From pixels to prompts: Visual misinformation in the age of generative AI
Wednesday, March 11, 2026
6 p.m. – 7 p.m. PT
USC Annenberg School for Communication and Journalism (ASC), ASC 207
As online environments become saturated with a complex mix of text, visual, audio, and synthetic media, understanding how these multimodal signals reshape communication has never been more urgent. In this talk, I explore the evolving anatomy of visual misinformation and the credibility gap—the widening space between the technical sophistication of generative AI and the human cognitive capacity to discern truth. I will report findings from several studies examining how people perceive visual misinformation, potential mitigation strategies, and how we can navigate a digital landscape where the line between the authentic and the artificial is increasingly blurred.

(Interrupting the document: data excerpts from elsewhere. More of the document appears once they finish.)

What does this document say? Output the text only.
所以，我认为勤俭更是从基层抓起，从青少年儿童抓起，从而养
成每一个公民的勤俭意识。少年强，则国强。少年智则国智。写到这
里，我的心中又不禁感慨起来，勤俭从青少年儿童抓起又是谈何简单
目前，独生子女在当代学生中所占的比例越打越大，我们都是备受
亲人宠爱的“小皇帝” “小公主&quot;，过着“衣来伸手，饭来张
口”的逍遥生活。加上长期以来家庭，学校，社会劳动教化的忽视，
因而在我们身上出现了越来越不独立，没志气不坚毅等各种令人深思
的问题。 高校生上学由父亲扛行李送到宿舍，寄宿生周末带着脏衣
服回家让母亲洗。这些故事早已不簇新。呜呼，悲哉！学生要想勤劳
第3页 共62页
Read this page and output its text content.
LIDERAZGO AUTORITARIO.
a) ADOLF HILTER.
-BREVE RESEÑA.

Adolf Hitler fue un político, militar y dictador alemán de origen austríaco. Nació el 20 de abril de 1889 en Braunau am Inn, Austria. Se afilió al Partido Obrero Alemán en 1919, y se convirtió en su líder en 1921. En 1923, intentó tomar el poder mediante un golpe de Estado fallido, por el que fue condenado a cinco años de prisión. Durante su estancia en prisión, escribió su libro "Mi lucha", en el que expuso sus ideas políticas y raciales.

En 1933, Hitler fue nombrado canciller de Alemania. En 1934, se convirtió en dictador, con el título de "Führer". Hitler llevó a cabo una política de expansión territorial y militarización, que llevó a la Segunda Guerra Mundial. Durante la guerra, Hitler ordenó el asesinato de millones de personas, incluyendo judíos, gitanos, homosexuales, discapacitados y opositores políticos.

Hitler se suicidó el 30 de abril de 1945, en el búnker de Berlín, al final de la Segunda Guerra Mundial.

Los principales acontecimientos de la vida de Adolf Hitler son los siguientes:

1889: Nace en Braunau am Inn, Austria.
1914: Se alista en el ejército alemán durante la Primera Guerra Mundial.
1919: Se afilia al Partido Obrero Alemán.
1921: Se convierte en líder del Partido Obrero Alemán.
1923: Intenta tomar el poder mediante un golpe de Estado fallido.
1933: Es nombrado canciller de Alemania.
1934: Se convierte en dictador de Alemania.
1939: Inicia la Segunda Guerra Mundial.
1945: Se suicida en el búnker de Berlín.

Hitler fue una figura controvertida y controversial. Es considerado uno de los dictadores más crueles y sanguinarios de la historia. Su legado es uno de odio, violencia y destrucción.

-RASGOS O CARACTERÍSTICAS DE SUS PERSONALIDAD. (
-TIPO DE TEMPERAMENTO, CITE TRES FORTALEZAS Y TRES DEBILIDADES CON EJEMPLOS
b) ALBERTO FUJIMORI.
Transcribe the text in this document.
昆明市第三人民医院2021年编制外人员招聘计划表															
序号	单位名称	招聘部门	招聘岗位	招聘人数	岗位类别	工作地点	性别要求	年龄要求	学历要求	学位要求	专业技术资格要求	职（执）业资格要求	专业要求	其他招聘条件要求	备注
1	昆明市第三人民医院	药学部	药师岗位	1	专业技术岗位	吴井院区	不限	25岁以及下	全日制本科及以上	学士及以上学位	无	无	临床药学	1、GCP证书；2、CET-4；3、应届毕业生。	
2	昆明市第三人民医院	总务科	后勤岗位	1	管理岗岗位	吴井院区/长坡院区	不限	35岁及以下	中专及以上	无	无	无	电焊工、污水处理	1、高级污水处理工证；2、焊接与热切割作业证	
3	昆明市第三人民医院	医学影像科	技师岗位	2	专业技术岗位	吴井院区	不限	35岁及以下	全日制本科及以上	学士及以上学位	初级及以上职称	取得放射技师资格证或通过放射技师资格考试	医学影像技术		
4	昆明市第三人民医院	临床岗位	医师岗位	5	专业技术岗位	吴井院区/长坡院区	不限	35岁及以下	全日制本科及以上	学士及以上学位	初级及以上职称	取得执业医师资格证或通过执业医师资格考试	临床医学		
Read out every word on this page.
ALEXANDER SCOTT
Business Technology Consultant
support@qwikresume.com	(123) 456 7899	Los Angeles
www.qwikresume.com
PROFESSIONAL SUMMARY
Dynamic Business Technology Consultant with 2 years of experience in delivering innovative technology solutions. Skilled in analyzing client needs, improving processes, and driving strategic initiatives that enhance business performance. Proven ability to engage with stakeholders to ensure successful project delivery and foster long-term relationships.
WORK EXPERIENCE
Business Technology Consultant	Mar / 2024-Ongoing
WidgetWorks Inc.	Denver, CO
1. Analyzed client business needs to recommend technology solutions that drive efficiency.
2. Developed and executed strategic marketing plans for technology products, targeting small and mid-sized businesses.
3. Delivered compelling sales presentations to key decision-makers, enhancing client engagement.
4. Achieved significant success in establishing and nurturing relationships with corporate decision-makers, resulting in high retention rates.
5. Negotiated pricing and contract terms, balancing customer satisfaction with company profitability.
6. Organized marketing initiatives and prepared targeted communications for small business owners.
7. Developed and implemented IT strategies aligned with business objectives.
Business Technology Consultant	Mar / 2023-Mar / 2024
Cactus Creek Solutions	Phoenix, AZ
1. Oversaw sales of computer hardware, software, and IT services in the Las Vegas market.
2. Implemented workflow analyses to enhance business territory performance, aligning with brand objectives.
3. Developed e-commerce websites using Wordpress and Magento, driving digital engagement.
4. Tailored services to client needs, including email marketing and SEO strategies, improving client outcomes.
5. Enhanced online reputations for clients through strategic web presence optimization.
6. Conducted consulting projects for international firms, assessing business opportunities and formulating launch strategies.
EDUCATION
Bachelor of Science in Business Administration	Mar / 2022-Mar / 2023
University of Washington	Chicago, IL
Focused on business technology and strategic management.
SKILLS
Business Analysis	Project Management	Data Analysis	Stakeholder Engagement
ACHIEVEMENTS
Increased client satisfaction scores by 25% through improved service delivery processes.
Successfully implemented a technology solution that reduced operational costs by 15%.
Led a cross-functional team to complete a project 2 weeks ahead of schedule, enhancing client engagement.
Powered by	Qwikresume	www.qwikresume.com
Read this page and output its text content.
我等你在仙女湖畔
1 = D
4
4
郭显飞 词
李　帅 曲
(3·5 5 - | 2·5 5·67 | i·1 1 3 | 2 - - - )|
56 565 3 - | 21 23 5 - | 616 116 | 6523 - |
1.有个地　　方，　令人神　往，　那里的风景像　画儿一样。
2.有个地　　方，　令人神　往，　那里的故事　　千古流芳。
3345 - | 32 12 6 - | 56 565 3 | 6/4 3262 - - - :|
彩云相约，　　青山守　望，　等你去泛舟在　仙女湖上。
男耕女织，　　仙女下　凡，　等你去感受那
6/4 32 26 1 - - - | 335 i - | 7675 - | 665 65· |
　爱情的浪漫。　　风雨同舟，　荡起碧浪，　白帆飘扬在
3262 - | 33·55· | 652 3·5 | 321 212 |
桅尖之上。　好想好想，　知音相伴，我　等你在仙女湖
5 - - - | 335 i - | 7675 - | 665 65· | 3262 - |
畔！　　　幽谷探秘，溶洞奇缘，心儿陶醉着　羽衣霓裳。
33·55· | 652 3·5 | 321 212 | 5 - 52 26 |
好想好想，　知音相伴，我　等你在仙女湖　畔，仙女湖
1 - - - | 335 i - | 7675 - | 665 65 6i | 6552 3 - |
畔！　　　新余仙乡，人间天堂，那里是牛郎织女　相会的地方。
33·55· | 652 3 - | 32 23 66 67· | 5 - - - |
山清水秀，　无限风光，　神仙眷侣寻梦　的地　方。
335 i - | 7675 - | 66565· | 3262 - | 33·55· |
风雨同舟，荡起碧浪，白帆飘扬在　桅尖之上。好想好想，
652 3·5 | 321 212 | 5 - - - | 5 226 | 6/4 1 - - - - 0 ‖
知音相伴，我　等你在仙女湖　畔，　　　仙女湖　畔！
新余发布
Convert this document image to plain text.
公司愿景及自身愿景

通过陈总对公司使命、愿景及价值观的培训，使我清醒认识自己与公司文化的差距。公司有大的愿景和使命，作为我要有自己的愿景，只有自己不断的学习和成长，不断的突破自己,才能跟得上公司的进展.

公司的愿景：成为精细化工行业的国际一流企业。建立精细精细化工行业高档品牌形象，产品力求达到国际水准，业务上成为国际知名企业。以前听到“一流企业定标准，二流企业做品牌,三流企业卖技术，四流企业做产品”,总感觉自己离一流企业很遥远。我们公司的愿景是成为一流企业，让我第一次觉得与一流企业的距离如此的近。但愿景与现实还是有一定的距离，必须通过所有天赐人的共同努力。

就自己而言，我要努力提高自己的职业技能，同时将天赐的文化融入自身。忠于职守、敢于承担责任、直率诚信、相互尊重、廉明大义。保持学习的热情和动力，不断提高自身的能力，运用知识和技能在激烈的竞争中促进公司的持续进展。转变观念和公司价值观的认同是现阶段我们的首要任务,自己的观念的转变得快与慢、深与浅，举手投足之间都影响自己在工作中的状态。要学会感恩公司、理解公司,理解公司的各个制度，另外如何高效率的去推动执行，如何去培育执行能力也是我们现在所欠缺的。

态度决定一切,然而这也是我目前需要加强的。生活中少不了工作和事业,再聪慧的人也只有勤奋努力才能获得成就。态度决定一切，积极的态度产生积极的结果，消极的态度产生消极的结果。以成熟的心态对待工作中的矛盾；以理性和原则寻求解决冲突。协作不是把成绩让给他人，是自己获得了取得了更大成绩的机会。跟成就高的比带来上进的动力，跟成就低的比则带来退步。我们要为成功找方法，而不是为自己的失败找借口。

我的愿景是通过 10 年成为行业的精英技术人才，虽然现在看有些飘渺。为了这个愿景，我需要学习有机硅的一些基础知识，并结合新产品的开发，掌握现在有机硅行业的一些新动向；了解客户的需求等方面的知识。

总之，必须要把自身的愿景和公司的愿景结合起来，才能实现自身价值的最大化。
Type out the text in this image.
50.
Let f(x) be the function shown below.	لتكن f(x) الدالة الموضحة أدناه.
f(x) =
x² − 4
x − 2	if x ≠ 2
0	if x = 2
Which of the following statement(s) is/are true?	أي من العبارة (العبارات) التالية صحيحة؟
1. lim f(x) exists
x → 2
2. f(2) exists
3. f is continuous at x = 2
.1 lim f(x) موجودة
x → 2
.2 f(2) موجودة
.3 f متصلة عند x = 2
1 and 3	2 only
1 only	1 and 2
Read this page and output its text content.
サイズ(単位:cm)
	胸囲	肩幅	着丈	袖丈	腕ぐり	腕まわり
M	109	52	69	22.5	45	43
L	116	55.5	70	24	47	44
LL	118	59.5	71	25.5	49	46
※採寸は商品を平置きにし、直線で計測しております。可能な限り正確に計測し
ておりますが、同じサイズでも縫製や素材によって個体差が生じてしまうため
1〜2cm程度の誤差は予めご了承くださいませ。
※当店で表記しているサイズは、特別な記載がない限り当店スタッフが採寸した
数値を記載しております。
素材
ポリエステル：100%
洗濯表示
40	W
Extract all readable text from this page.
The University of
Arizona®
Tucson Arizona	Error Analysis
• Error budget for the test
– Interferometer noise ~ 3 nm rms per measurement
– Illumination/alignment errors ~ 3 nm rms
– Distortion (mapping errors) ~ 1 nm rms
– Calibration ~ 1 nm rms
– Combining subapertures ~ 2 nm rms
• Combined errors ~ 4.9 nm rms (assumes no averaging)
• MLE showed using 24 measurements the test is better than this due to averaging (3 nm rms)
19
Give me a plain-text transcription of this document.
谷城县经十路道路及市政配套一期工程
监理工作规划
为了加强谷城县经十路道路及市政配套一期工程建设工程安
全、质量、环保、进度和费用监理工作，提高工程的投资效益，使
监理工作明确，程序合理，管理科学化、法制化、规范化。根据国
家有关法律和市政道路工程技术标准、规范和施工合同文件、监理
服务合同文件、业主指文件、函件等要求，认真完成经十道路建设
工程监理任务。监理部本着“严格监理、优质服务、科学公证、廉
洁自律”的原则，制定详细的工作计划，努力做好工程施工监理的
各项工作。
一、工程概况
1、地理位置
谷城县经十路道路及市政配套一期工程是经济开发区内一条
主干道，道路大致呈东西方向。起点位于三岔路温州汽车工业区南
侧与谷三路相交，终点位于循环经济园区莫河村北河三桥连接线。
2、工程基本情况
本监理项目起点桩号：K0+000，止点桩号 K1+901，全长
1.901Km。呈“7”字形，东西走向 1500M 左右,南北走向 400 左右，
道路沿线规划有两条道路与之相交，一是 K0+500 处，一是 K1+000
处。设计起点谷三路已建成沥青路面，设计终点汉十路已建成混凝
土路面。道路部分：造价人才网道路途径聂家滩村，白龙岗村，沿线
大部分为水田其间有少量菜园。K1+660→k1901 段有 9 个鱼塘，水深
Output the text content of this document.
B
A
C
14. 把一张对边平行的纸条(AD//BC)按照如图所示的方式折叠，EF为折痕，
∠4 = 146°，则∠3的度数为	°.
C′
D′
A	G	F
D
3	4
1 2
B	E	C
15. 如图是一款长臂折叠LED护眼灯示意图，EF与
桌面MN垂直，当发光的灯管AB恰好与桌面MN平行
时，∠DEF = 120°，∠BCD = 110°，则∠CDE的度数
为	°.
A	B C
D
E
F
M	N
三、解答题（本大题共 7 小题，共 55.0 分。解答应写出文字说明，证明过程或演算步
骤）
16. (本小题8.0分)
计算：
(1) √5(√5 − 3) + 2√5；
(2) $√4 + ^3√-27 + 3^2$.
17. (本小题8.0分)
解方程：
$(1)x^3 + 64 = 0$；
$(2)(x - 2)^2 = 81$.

Cuihua (Cindy) Shen is a professor of communication at the University of California, Davis and the co-founder of the Computational and Multimodal Communication (CMMC) Lab. She is a Fellow of the International Communication Association and the past chair of the Computational Methods Division of ICA. She is currently an Editor-in-Chief of Journal of Computer-Mediated Communication and was the founding associate editor of the journal Computational Communication Research. Her research focuses broadly on computational social science and multimodal (mis)information in AI-mediated environments. Her research has been funded by grants from the US National Science Foundation and Meta. She is a recipient of a Fulbright US Scholar Award and numerous top paper awards from ICA. She received her PhD from the Annenberg School for Communication, University of Southern California.
The Walt Fisher Lecture is held annually by USC Annenberg in honor of the late Professor Emeritus Walter R. Fisher.
A reception will be held prior to the lecture starting at 5 p.m. in the ASC Second Floor West Lobby.
This program is open to all eligible individuals. USC Annenberg operates all of its programs and activities consistent with the University’s Notice of Non-Discrimination. Eligibility is not determined based on race, sex, ethnicity, sexual orientation, or any other prohibited factor.